Speaking at the Crohn’s & Colitis Congress, Frank I. Scott, MD, MSCE, cautioned that mentorship—while often career-accelerating—can become actively or passively harmful if toxic behaviors go unrecognized.
Scott, an associate professor at University of Colorado Anschutz School of Medicine and codirector of the Crohn’s & Colitis Foundation’s IBD Qorus program, emphasized that strong mentorship is linked to higher publication rates, more protected time, better job satisfaction, and stronger career retention. But when mentorship fails, it can quietly derail academic progress.

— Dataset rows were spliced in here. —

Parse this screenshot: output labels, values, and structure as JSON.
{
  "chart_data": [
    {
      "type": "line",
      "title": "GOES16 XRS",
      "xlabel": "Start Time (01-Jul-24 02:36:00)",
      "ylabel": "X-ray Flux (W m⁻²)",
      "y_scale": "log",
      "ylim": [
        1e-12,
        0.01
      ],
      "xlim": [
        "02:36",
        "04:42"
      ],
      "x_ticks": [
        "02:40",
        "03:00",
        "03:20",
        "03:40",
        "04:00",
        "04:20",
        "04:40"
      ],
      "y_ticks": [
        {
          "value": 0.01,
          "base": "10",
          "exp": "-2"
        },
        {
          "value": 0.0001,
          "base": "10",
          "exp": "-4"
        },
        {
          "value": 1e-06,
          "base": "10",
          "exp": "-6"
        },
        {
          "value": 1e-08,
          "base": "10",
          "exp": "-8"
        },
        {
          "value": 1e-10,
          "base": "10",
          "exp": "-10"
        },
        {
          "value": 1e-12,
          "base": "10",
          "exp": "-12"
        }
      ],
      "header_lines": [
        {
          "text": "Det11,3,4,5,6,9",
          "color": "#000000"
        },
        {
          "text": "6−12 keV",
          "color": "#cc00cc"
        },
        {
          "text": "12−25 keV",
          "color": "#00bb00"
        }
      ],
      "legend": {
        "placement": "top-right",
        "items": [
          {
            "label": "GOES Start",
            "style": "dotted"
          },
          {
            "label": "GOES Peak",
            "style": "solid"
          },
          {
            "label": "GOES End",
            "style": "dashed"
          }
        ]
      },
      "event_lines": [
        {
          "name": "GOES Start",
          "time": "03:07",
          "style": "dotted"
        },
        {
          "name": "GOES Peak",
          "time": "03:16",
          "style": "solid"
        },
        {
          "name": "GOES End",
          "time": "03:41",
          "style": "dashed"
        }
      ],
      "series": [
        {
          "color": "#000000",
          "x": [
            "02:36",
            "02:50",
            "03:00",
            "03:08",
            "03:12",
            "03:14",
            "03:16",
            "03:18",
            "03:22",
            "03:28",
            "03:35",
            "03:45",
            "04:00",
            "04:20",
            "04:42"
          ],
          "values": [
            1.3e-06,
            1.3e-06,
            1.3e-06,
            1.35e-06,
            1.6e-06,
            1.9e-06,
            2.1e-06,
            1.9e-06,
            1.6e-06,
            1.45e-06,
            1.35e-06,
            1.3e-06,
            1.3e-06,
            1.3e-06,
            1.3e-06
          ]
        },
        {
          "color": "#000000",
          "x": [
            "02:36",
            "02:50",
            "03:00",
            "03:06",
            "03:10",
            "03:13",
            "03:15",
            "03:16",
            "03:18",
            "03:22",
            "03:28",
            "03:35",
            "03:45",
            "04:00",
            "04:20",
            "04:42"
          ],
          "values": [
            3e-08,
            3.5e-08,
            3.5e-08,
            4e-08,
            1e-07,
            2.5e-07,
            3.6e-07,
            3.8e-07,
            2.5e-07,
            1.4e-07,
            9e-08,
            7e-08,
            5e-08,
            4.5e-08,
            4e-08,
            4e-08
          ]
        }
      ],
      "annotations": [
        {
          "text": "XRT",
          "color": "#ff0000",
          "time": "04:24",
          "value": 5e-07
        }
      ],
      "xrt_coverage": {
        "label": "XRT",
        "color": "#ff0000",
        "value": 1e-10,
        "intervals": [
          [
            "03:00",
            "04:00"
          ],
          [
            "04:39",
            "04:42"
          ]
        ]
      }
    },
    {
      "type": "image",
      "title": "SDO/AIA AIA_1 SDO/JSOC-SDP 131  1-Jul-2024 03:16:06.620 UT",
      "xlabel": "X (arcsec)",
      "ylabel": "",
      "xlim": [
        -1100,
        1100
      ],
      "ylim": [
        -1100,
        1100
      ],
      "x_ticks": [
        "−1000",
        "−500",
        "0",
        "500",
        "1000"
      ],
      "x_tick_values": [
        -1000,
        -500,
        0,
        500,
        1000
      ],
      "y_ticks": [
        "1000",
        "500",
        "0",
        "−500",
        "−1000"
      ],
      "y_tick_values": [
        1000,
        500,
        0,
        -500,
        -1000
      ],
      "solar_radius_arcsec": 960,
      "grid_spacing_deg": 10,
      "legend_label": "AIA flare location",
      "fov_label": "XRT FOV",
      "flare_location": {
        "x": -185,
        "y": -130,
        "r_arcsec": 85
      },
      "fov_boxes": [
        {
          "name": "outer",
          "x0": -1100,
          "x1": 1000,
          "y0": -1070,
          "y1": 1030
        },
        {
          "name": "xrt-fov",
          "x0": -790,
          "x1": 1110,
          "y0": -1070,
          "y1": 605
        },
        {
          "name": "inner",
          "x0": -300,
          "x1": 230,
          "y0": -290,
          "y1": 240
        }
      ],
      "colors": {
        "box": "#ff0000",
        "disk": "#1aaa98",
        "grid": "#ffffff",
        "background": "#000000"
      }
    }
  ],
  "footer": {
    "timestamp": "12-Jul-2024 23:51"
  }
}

He outlined several mentorship archetypes, noting that effective mentoring often comes from a network—not a single individual—including traditional long-term mentors, skill-focused coaches, sponsors who advocate for visibility, and connectors who open new professional doors.
Problems arise, Scott explained, through mentorship malpractice, which can be intentional or unintentional:
- Active malpractice includes mentors who take credit for work (“the hijacker”), overload mentees with low-value tasks (“the exploiter”), or restrict independence and outside collaboration (“the possessor”).
- Passive malpractice, which Scott described as more common, often emerges as mentors grow busier and more senior—creating bottlenecks, avoiding difficult conversations, or becoming largely unavailable due to leadership roles or travel.